Monday, February 20, 2012
Time seems to be going at the speed of light lately. Phoenix is changing every day. Every day he giggles in a new way or I notice a different hand gesture. And just like that he's four months old. It feels like this first year is blowing past me. Like if I blink again, I will be at his first birthday party. It's such a constant struggle.
I remember when he was just a tiny six weeks old, a girlfriend told me that it's always so bittersweet wanting to be excited for your baby to reach a milestone and at the same time, hold onto that little newborn. It's something I find myself thinking everyday. It's almost impossible to take enough photos and video to capture how I feel in this moment. It's just been the sweetest and most heart achingly challenging four months I can imagine.
Remember when we were moving to Los Angeles? Well...we didn't.
A month after P was born, we gave up our tiny apartment in the East Village and temporarily moved in with my parents in New Jersey. We meant only to stay through the holidays and then move in January but it never happened. Christmas came and went, we were surrounded by all the faces of the people who love us most, who fell in love with our little boy, and we couldn't take him away from that.
We realized how difficult it would be for us having our parents so far from their sweet grandson and we wanted them to be a major part of his life. That would't happen with us being so far away.
So with heavy hearts, but a renewed sense of calm, we gave up California for now and decided to move back in with our girl New York. She's always there for us. And even when she gives us a hard time and we walk away from her, she takes us back with open arms.

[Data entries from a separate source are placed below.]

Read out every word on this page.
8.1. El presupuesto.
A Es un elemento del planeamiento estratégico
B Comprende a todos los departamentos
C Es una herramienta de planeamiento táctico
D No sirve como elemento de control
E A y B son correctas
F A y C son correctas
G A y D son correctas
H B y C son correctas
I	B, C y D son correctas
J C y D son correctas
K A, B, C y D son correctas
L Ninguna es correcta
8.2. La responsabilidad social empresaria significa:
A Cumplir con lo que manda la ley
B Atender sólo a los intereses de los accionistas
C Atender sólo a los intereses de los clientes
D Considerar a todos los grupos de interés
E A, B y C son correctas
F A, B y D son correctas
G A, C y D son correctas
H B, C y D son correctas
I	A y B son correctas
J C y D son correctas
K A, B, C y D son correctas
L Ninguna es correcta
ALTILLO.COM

So the last few weeks were filled with searching across rivers, boroughs, and neighborhoods for a new home. This time for three. This means making sure there are no live wires sticking out of the walls P will be learning to walk against, no nails coming out of the floor he will be crawling on, and enough sunshine to wake up to with a giggling baby each morning. And then, miraculously, we found that and so much more. It's as if New York was just waiting for us to come back. She was holding on to the best of her for us.
Thanks old friend. We're happy to come home.